Since 2005 the organization developed and sunset various programs in response to funding opportunities, community needs, and decisions made at the executive and board level of the organization. Often, the programs that OPP offered to youth were based on state or federal funding and began, were modified and ended with the funding streams. As a whole the organization lacked consistently articulated youth competencies to support its mission. This was evident in interviews with both internal and external stakeholders as well as through researching the organization’s website, internal documents and consultant reports. Not all programs that OPP developed or participated in provided equitable opportunities for youth participation. The organization’s culture became fragmented as programmatic departments were organized around funding sources.
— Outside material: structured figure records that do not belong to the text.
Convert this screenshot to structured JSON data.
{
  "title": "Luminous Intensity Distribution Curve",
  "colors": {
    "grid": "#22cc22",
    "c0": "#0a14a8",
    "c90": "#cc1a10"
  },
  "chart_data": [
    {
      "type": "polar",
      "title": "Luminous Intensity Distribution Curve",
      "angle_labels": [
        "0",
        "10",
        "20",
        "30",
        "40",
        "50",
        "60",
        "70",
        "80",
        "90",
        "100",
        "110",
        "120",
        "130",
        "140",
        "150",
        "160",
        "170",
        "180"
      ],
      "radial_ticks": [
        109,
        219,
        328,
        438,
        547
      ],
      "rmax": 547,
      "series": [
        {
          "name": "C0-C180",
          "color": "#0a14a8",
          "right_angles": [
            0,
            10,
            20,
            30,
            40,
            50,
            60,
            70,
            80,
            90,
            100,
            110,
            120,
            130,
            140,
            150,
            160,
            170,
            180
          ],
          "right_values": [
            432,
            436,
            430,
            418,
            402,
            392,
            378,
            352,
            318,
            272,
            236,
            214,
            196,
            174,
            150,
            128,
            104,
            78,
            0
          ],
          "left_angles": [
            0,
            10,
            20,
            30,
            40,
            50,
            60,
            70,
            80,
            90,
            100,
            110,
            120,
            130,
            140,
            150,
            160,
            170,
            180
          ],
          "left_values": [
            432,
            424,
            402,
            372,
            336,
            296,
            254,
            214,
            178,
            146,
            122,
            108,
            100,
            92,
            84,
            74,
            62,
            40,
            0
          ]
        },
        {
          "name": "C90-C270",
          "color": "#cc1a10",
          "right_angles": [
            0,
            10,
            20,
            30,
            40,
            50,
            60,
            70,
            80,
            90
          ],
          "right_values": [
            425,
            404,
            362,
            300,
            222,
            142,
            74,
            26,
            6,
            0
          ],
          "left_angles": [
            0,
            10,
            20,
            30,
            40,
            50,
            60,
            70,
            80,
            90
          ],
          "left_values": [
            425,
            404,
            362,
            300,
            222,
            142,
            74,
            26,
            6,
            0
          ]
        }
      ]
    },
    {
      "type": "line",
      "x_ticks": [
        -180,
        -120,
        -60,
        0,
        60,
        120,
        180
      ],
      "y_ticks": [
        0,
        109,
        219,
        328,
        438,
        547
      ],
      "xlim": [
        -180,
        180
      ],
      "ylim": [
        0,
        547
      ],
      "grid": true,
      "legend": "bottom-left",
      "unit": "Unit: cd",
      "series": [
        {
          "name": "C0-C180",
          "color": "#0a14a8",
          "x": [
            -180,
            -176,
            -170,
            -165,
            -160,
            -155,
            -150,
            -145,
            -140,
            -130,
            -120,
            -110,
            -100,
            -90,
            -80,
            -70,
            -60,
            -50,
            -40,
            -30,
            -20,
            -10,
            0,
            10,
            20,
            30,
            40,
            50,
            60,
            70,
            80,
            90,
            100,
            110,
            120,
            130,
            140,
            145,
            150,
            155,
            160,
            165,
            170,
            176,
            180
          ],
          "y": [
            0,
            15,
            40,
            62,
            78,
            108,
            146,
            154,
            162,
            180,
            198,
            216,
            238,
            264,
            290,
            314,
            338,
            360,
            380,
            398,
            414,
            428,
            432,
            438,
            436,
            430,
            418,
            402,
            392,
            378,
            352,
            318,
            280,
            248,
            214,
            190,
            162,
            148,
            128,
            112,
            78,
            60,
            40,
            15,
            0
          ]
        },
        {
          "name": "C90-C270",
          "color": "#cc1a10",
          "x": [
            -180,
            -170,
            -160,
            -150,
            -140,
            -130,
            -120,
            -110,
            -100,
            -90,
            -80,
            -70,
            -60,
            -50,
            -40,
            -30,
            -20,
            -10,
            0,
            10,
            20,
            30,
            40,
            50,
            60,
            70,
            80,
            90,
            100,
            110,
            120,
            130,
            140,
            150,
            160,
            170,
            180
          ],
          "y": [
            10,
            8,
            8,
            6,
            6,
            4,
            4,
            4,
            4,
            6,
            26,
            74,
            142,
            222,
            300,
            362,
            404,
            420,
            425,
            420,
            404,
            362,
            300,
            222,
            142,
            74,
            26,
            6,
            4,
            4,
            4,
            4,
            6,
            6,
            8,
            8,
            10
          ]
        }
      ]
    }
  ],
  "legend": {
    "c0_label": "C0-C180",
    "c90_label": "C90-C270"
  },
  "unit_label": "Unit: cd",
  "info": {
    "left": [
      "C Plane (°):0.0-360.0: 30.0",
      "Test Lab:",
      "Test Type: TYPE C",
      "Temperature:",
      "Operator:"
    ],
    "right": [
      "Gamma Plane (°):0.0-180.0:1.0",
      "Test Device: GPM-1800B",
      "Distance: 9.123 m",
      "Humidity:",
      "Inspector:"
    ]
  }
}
This structure and culture impeded opportunities for shared learning and innovative practices and created a sense of competition among departments. This sense of competition was only heightened when, as part of a national trend, legacy foundations and other federal funders moved away from general funding and towards providing funding that was more targeted and often left gaps in areas such as administrative and operational costs for non-profits (Berardi, 2019).
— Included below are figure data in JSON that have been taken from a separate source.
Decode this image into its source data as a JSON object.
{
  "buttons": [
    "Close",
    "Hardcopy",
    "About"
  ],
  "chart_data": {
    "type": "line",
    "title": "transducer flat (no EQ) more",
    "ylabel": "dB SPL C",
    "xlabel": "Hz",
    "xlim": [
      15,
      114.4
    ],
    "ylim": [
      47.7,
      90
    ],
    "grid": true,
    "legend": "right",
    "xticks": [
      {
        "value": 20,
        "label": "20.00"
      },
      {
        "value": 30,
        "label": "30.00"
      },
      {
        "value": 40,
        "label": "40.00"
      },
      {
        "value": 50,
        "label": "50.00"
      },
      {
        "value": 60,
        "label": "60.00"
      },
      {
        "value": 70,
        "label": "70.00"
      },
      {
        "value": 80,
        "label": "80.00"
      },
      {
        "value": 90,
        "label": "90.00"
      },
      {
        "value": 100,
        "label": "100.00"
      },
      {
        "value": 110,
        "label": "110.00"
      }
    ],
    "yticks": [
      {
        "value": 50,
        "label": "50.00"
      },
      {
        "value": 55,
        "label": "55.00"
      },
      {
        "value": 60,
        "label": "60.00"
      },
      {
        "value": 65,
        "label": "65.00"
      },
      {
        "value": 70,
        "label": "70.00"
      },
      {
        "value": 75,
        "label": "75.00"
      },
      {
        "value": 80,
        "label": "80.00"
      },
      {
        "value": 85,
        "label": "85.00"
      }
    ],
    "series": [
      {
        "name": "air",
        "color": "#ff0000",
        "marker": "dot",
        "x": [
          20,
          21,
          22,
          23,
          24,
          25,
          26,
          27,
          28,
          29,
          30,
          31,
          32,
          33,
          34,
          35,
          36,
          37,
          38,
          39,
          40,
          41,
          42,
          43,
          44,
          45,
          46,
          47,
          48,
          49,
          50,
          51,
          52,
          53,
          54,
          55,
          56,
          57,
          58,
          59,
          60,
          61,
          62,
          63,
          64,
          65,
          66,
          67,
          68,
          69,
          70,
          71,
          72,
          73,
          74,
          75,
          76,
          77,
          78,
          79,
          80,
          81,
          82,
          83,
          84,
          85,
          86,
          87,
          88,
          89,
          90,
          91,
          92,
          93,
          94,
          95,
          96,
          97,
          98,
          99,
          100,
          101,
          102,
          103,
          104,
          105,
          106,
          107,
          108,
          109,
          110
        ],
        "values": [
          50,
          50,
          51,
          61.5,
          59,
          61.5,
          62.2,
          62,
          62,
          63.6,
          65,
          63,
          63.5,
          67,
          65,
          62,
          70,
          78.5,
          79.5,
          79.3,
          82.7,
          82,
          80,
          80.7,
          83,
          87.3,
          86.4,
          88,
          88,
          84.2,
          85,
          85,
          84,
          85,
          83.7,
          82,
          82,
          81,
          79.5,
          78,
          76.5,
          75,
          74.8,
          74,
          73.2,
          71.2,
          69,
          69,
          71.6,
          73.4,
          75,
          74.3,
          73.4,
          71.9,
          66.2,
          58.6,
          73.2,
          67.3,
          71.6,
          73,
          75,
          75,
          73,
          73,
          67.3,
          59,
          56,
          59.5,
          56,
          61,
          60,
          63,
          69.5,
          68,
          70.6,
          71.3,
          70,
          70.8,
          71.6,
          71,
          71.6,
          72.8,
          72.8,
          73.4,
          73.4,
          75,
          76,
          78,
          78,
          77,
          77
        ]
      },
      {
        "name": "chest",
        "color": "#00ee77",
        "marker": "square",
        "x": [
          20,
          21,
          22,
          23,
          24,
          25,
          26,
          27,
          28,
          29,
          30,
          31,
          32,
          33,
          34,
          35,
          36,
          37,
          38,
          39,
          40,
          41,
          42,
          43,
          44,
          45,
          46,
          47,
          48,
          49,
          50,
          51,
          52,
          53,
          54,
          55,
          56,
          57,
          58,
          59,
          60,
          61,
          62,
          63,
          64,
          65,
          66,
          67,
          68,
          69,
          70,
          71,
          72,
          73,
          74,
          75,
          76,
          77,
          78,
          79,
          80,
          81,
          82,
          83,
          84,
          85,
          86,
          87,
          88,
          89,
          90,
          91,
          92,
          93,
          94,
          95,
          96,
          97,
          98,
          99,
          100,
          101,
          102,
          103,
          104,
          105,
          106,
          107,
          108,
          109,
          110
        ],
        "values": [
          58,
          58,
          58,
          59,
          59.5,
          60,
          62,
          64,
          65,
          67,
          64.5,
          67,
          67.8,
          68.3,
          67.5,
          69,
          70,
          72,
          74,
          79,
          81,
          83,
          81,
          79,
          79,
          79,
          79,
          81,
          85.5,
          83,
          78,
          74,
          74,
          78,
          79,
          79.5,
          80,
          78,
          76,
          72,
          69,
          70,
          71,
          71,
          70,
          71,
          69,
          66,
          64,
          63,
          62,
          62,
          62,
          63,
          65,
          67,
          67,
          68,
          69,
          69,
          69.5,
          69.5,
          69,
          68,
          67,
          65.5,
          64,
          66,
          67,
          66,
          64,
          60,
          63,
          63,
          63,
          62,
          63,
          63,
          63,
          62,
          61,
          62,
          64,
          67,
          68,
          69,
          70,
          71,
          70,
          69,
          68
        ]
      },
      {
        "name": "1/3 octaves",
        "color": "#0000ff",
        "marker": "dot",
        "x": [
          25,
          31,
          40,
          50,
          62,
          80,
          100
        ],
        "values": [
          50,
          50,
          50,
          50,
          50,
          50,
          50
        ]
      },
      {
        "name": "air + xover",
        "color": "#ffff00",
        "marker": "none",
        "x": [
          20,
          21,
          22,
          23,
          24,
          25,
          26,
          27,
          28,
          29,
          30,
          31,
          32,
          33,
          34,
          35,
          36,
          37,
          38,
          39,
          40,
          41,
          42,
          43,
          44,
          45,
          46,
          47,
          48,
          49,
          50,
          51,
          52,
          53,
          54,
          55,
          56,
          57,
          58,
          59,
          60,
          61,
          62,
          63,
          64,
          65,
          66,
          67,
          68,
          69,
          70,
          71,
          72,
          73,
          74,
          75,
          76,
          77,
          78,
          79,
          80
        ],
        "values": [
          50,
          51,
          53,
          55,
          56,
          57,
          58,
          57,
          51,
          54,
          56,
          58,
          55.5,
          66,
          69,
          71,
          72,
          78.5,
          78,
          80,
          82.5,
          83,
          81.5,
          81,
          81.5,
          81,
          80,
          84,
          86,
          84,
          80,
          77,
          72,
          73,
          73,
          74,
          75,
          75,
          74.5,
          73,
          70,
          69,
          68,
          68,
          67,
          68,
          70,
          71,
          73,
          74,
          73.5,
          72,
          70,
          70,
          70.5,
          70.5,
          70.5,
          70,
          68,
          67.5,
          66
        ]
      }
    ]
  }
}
This capstone describes a strategic project designed to help OPP identify a framework of college and career readiness (CCR) competencies (in support of helping youth become economically independent adults) that would integrate programmatic areas to improve consistency, shared learning, and innovation in the organization. The work of developing the CCR framework provided the backbone and context for helping staff develop a culture of consistency, shared learning and innovation while they improved their personal leadership skills.
An important component of this project was embedded personal leadership development support. Team members were introduced to several leadership tools and strategies designed to help them move the work. The CCR framework was work that needed to be done in the organization and provided relevant context for the team members to develop their leadership skills. These tools and strategies were grounded in adult development theory.
I began the work by reviewing the mission statement for clarity and the team struggled to identify a definition for “economically independent adult.” The team did realize success in identifying a few key competencies that would support CCR across the agency despite this initial setback. My research and findings and the work of the CCR team supported OPP’s later decision to revise its mission statement and align competencies to the goals of that mission. OPP engaged in organizational mission and theory of change work soon after the CCR Team was assembled and the work of the CCR team aligned with much of the theory of change work.
The CCR team also found some success developing personal leadership skills that enabled individuals to work through difficult conversations around the concepts of social services, cultures of dependency, race, and other high risk topics; these skills were also helpful during the organizational wide theory of change work as, as a larger group some of the same topics were discussed. The team members had an opportunity to practice and develop these skills within the CCR team prior to having such conversations with a larger group.
This strategic project serves as model, having both successes and challenges, as to how a youth development, non-profit agency can utilize leadership development (built on adult development theory) to build collaboration across programmatic areas in support of building a culture of shared learning and innovation. Additionally, the project highlights how the internal level of clarity around the organization’s mission can impact the development and implementation of competencies the organization uses to achieve that mission.